How do I introduce new chickens to an established group?
Put your new birds in the house once the old birds are outside and let the old birds back in the house when the new birds are already in the house and roosting.
Open the house up as normal in the morning. Chickens always have to establish a pecking order, keep an eye on your hens for the first few days and once the pecking order is established, they should get along fine together. It is a good idea to offer an extra feeder and drinker in the run.
How often should I clean my chickens' house out?

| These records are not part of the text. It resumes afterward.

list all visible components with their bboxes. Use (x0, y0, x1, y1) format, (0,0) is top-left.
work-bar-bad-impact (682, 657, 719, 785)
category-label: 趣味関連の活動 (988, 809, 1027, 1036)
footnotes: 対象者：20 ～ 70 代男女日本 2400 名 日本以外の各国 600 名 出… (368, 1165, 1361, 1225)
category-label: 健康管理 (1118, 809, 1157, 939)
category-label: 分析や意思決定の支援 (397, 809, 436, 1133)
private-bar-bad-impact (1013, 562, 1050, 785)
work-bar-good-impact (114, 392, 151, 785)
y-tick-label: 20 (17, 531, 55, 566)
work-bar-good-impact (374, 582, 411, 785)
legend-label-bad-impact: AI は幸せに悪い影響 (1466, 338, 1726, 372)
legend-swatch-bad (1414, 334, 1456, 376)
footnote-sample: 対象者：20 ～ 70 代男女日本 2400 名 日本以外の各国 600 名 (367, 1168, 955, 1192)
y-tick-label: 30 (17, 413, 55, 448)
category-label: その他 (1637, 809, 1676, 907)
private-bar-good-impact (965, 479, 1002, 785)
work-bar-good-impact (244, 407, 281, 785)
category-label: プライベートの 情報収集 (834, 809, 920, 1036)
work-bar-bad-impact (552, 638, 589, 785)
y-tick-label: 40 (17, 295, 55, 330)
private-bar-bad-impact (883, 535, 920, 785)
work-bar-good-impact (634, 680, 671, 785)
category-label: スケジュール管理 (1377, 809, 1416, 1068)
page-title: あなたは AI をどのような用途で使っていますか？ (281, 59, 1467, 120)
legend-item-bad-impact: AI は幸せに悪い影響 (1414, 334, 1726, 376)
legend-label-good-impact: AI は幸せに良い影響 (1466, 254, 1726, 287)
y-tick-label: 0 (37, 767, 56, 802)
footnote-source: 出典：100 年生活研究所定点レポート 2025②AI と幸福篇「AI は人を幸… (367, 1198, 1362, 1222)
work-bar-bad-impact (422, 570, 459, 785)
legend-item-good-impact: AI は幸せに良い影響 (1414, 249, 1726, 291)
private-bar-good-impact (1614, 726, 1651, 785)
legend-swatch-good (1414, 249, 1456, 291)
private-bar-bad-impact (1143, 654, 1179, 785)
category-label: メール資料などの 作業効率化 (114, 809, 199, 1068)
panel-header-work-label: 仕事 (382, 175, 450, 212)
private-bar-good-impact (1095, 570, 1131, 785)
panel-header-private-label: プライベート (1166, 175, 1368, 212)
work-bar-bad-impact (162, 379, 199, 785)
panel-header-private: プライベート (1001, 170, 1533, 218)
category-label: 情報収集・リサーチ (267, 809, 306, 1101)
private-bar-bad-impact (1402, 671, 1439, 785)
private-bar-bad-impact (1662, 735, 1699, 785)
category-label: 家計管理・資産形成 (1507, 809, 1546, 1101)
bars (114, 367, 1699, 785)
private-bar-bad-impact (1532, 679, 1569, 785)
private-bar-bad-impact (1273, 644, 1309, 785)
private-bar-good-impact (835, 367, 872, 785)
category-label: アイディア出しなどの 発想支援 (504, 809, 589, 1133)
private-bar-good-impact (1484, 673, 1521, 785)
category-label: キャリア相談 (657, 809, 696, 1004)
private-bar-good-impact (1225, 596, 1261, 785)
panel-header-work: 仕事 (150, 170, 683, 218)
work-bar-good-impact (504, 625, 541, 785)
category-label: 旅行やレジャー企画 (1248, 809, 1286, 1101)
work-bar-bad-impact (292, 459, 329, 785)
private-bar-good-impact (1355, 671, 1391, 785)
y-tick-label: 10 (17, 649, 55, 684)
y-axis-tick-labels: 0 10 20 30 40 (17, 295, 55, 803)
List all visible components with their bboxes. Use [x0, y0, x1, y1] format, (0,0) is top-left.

Even if you regularly clean your chicken house it is really important that you thoroughly clean out your hens’ house every 2 to 3 months. After doing the usual clean, take out all the detachable parts (roosting bars, nest boxes etc) and scrub with a suitable disinfectant from a pet shop. Allow everything to dry in the sunlight and, once dry, give the house a good dusting with mite powder.

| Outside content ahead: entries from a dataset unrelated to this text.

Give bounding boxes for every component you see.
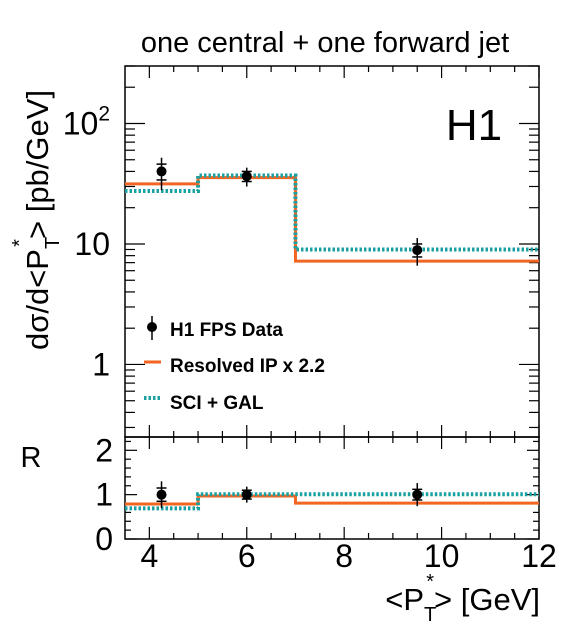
lower-y-axis-label: R: [21, 442, 42, 474]
x-axis-label: <PT*> [GeV]: [385, 571, 540, 626]
x-tick-label: 6: [238, 538, 256, 574]
lower-resolved-ip-histogram: [125, 494, 539, 506]
legend-data-marker: [147, 322, 157, 332]
upper-data-point: [412, 245, 423, 256]
lower-y-tick-label: 0: [95, 521, 113, 557]
x-tick-label: 8: [335, 538, 353, 574]
legend: H1 FPS Data Resolved IP x 2.2 SCI + GAL: [144, 316, 325, 414]
upper-y-tick-label: 10: [74, 226, 110, 262]
lower-data-point: [156, 489, 167, 500]
lower-panel-frame: [124, 436, 540, 540]
lower-sci-gal-histogram: [125, 492, 539, 511]
experiment-label: H1: [446, 101, 502, 150]
legend-sci-label: SCI + GAL: [170, 393, 264, 414]
legend-entry-data: H1 FPS Data: [147, 316, 283, 341]
lower-ticks: [125, 437, 540, 540]
x-tick-label: 10: [424, 538, 460, 574]
legend-entry-sci: SCI + GAL: [144, 393, 264, 414]
upper-data-point: [241, 171, 252, 182]
lower-y-tick-label: 2: [95, 432, 113, 468]
upper-y-tick-label: 102: [63, 102, 110, 141]
x-tick-labels: 4 6 8 10 12: [140, 538, 556, 574]
upper-y-tick-label: 1: [92, 346, 110, 382]
x-tick-label: 4: [140, 538, 158, 574]
lower-data-point: [412, 489, 423, 500]
upper-y-axis-label: dσ/d<PT*> [pb/GeV]: [9, 90, 64, 350]
upper-series: [125, 157, 539, 266]
lower-series: [125, 481, 539, 511]
chart-title: one central + one forward jet: [141, 27, 509, 59]
upper-tick-labels: 1 10 102: [63, 102, 110, 382]
legend-resolved-label: Resolved IP x 2.2: [170, 356, 325, 377]
upper-ticks: [125, 65, 540, 437]
upper-data-point: [156, 166, 167, 177]
x-tick-label: 12: [521, 538, 557, 574]
legend-entry-resolved: Resolved IP x 2.2: [144, 356, 325, 377]
lower-data-point: [241, 489, 252, 500]
upper-sci-gal-histogram: [125, 173, 539, 252]
lower-tick-labels: 0 1 2: [95, 432, 113, 557]
lower-y-tick-label: 1: [95, 477, 113, 513]
legend-data-label: H1 FPS Data: [170, 320, 283, 341]
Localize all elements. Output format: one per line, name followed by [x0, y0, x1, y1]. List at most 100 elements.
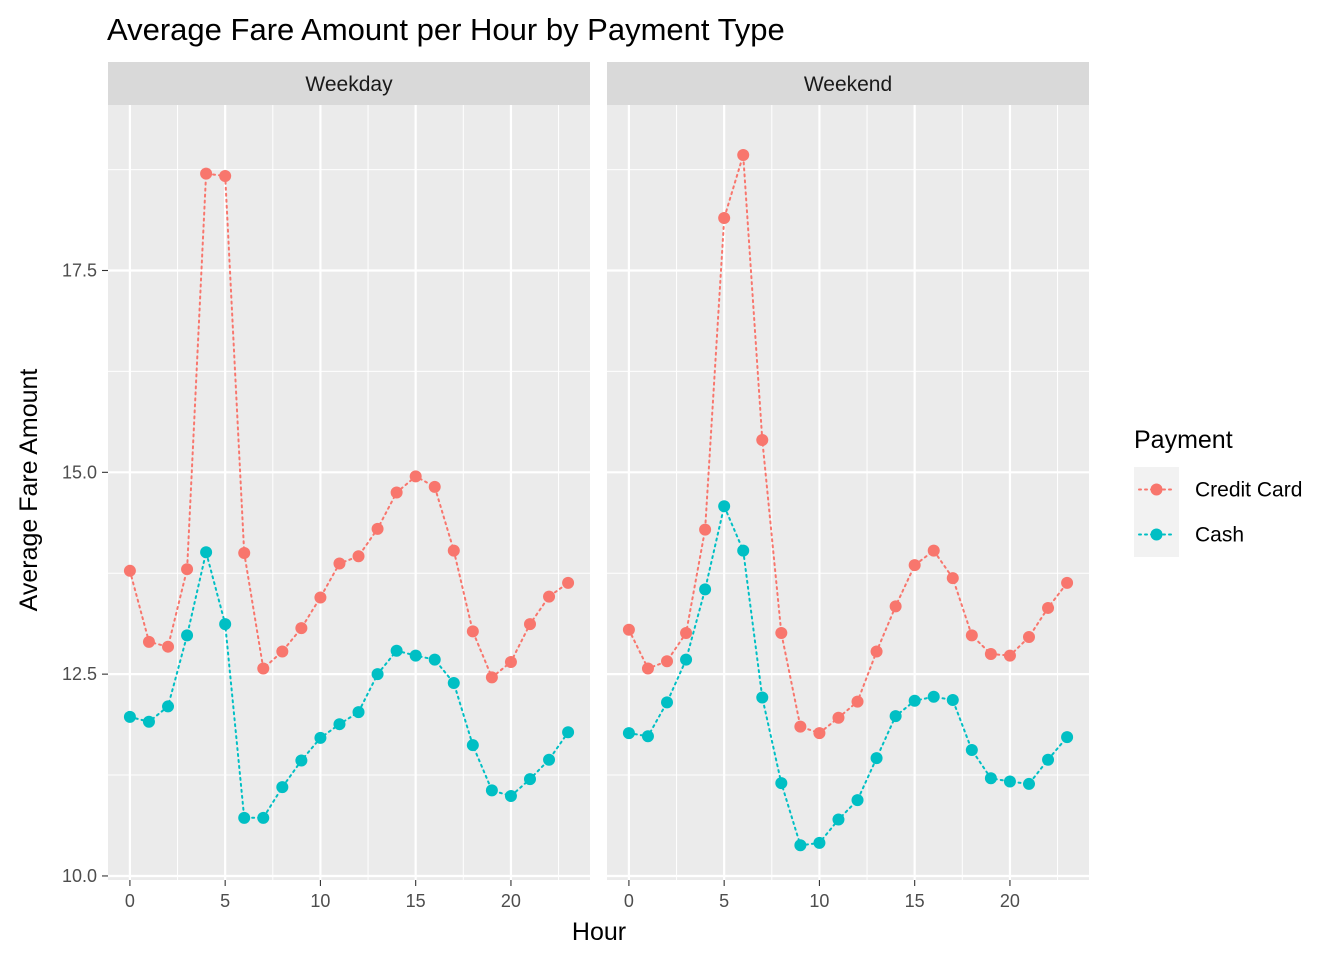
data-point: [756, 434, 769, 447]
data-point: [466, 739, 479, 752]
data-point: [1042, 601, 1055, 614]
data-point: [466, 625, 479, 638]
legend-item-credit-card: Credit Card: [1134, 467, 1302, 512]
data-point: [485, 671, 498, 684]
data-point: [737, 149, 750, 162]
data-point: [371, 522, 384, 535]
data-point: [1022, 777, 1035, 790]
panel-strip: [108, 62, 590, 105]
legend-label: Credit Card: [1195, 479, 1302, 502]
data-point: [257, 811, 270, 824]
data-point: [142, 715, 155, 728]
data-point: [390, 644, 403, 657]
data-point: [699, 583, 712, 596]
data-point: [661, 655, 674, 668]
data-point: [661, 696, 674, 709]
data-point: [946, 693, 959, 706]
data-point: [352, 706, 365, 719]
legend-label: Cash: [1195, 524, 1244, 547]
data-point: [641, 662, 654, 675]
data-point: [428, 480, 441, 493]
data-point: [123, 710, 136, 723]
data-point: [333, 718, 346, 731]
data-point: [123, 564, 136, 577]
data-point: [832, 813, 845, 826]
legend-item-cash: Cash: [1134, 512, 1244, 557]
data-point: [238, 811, 251, 824]
data-point: [333, 557, 346, 570]
legend-key-point: [1150, 528, 1163, 541]
data-point: [428, 653, 441, 666]
data-point: [699, 523, 712, 536]
data-point: [946, 572, 959, 585]
series-credit-card: [622, 149, 1074, 740]
data-point: [390, 486, 403, 499]
data-point: [775, 777, 788, 790]
data-point: [409, 470, 422, 483]
data-point: [965, 744, 978, 757]
data-point: [832, 711, 845, 724]
data-point: [219, 618, 232, 631]
data-point: [276, 645, 289, 658]
data-point: [984, 772, 997, 785]
x-tick-label: 15: [905, 891, 925, 911]
panels: Weekday 0 5 10 15 20 Weekend 0 5 10 15 20: [108, 62, 1089, 911]
strip-label: Weekend: [804, 73, 892, 96]
data-point: [200, 546, 213, 559]
y-tick-label: 17.5: [62, 260, 97, 280]
data-point: [162, 700, 175, 713]
data-point: [718, 212, 731, 225]
data-point: [1003, 775, 1016, 788]
data-point: [680, 626, 693, 639]
data-point: [181, 563, 194, 576]
data-point: [276, 781, 289, 794]
y-tick-label: 10.0: [62, 866, 97, 886]
x-tick-label: 0: [624, 891, 634, 911]
legend-key-point: [1150, 483, 1163, 496]
data-point: [219, 170, 232, 183]
data-point: [257, 662, 270, 675]
data-point: [142, 635, 155, 648]
data-point: [562, 576, 575, 589]
data-point: [680, 653, 693, 666]
data-point: [927, 690, 940, 703]
data-point: [794, 720, 807, 733]
x-axis-title: Hour: [572, 918, 626, 946]
panel-strip: [607, 62, 1089, 105]
data-point: [870, 645, 883, 658]
data-point: [1022, 631, 1035, 644]
x-tick-label: 10: [809, 891, 829, 911]
y-tick-label: 12.5: [62, 664, 97, 684]
data-point: [908, 694, 921, 707]
data-point: [409, 649, 422, 662]
data-point: [870, 752, 883, 765]
y-tick-label: 15.0: [62, 462, 97, 482]
data-point: [965, 629, 978, 642]
data-point: [485, 784, 498, 797]
data-point: [927, 544, 940, 557]
data-point: [1061, 731, 1074, 744]
data-point: [794, 839, 807, 852]
data-point: [295, 754, 308, 767]
series-line: [128, 172, 570, 680]
series-cash: [622, 500, 1074, 852]
data-point: [181, 629, 194, 642]
data-point: [314, 731, 327, 744]
data-point: [504, 656, 517, 669]
legend: Payment Credit Card Cash: [1134, 426, 1302, 557]
data-point: [523, 618, 536, 631]
data-point: [1042, 753, 1055, 766]
panel-background: [108, 105, 590, 880]
series-cash: [123, 546, 575, 824]
data-point: [622, 727, 635, 740]
data-point: [200, 167, 213, 180]
data-point: [314, 591, 327, 604]
x-tick-label: 20: [1000, 891, 1020, 911]
legend-title: Payment: [1134, 426, 1233, 454]
data-point: [641, 730, 654, 743]
data-point: [813, 727, 826, 740]
chart-title: Average Fare Amount per Hour by Payment …: [107, 12, 785, 47]
data-point: [984, 647, 997, 660]
panel-background: [607, 105, 1089, 880]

Will my hens need worming and treating for lice and mites?
Yes. Apple Cider Vinegar is a great natural wormer, it’s cheap and easy and you put it in their water (10mL per litre of water). It’s also a great tonic and keeps them in good feather and laying well.
We recommend you dust your hens with lice and mite powder every couple of months as a precaution to ensure that your hens stay parasite free. Dust the hens and the house on the same day. Dust once a month in the summer.
What should I do if I think my chicken is unwell?
Check her over for lice and mites and check her muck for worms and treat if necessary. Check her crop for crop issues. If it's not one of those, separate the hen from the flock and give her fresh food and water with cider vinegar in it. She may be getting bullied and not have easy access to the food and water. Sometimes they will perk up when they've been separated from the others.
If that doesn't help, please give us a call. We should be able to offer some advice from our years of poultry experience. If not, we can find out for you.
Your chickens clean themselves by having a dustbath. If they are not free rangers, provide them with a large plant pot or tray of sandy earth to bathe in. If you find your chickens’ favourite spot (usually under a shrub but it can be in the middle of the lawn), you can dust their lice powder into it to save you the job of dusting the chicken direct.
Chicken manure is great stuff when mixed into compost but will burn the plants if put straight onto them.
You don’t want your hens to sleep in the nest boxes because they will make it mucky. Teach them to sleep on the perch by putting them on the perch once it gets dark. A few nights in a row should do it.
If your cheeky chicken has been laying eggs behind a bush and you come across them but are unsure how old the eggs are - fresh eggs sink in water and rotten eggs float! To stop your hen laying eggs outside, keep them inside until midday, by which time they should have laid in the next box in the house and is usually a sufficient reminder of where you want them to lay!